トラブルを防ぐために、お金の出どころをいつでも確認できるようにしておくことが不可欠だ。「不動産を購入してから長期間たつと、売買契約書やローンの申込書類などがなくなり、お金の流れをたどれなくなりがちです。銀行口座の入出金履歴も10年以上たつとたどれなくなるケースが多いです。不動産購入に関する書類は、長期間保存しておくことが重要です」(大石弁護士)
家族内で契約をかわす
トラブルを防ぐために、同族企業オーナーのような富裕層では、夫婦財産契約を締結するケースが増加している。
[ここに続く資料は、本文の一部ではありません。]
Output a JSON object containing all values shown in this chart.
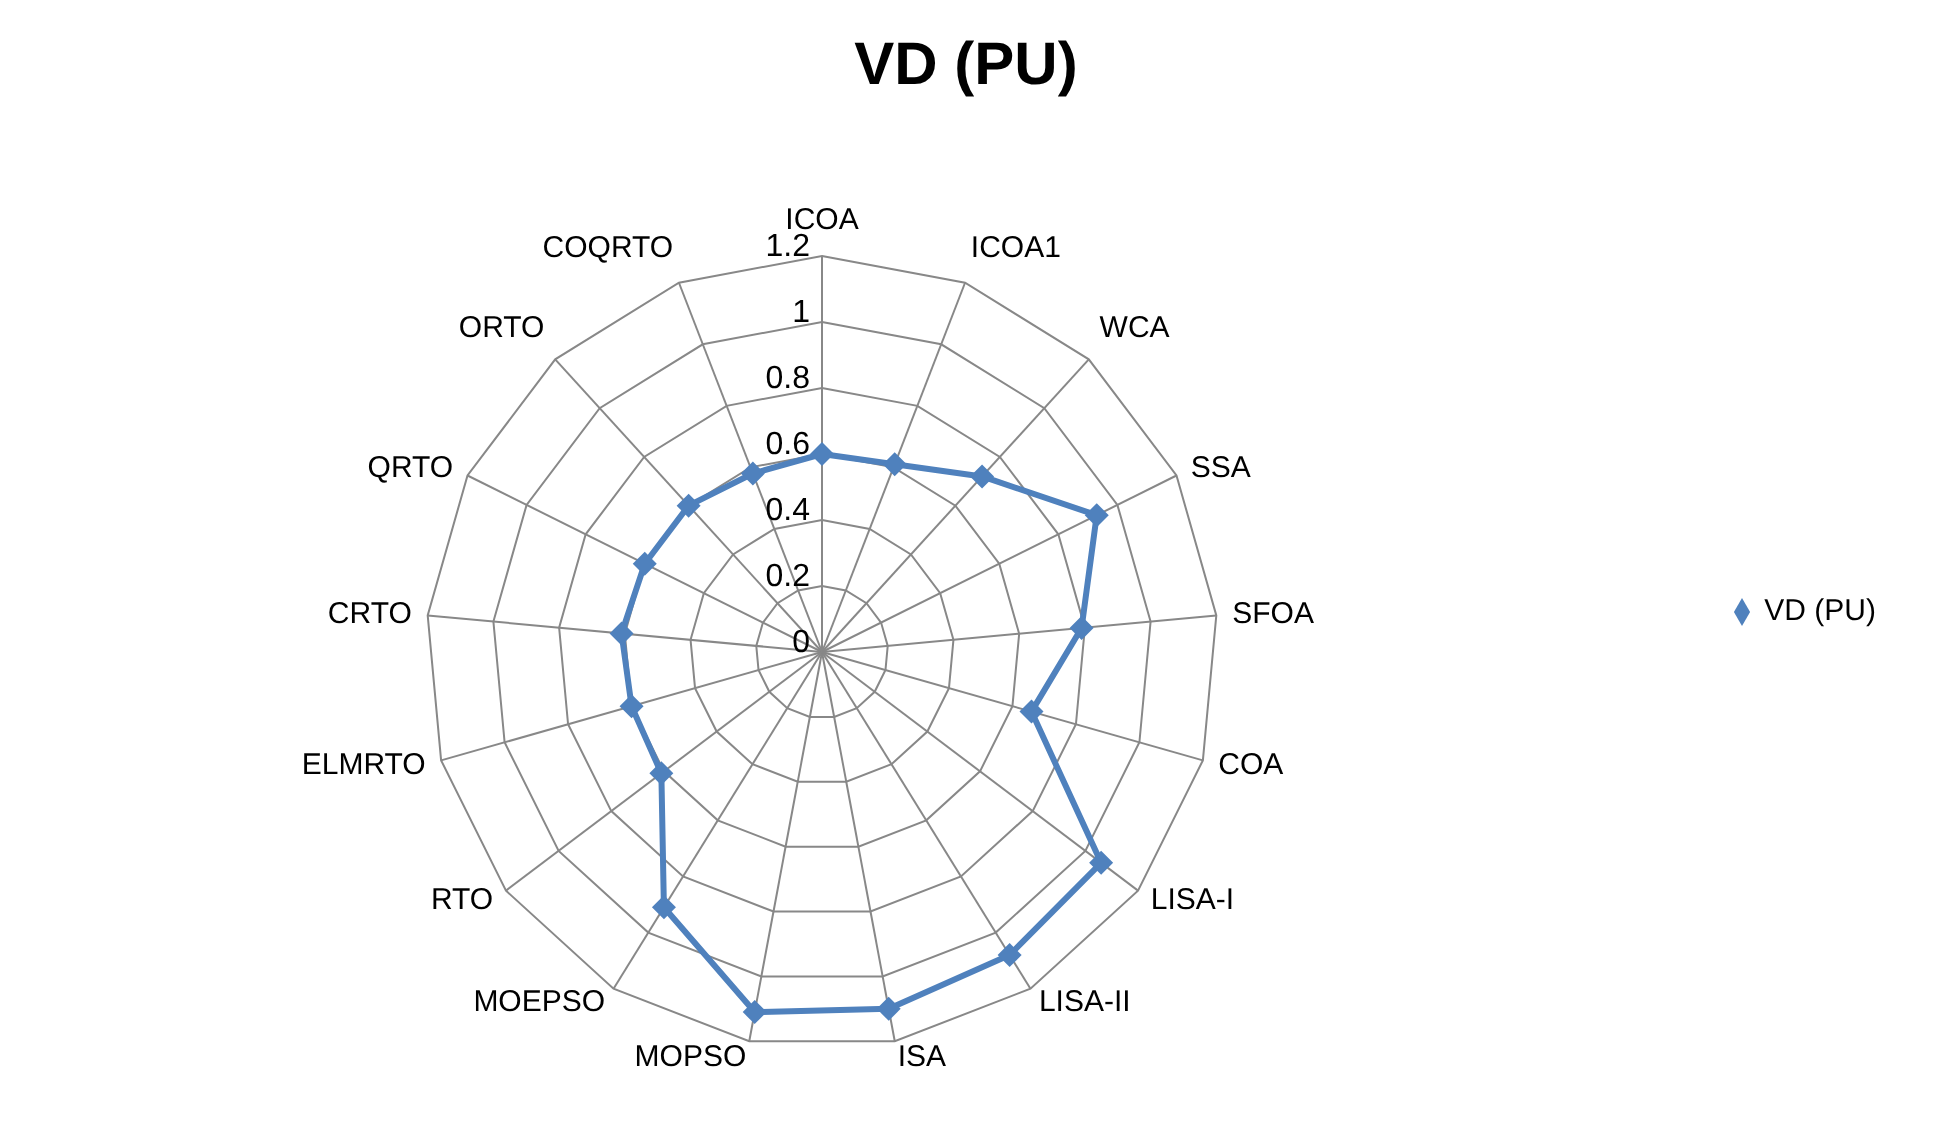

現在、夫婦財産契約は婚姻前に締結する必要がある。法務局で登記しなければ第三者に対抗できない。登記しなくても当事者間の同意は有効だ。なお、夫婦財産契約とは異なるが、婚姻後でも夫婦間で財産契約を締結できる。そのような契約は現行民法上いつでも取り消し可能とされているが、5月に交付された改正民法により、そのような取消権はなくなると定められる見込みである(改正民法は2024年5月から2年以内に施行予定)。最近は、夫婦間のみならず家族内で法的拘束力のあるファミリーガバナンス契約を締結する例も増えてきている。自社株や不動産などの資産承継の在り方について定める。
同族企業オーナーがトラブルを発生させないためには、早急に遺言書作成や信託の設定、ファミリーガバナンス契約といった手を打つべきだという。相続や離婚といった問題が起きそうかどうかにかかわらず、後からお金の流れをたどることができるように書類を残すことが不可欠だ。特に重要なものは公正証書にして残しておけば、死後のトラブルの発生を未然に防げるだろう。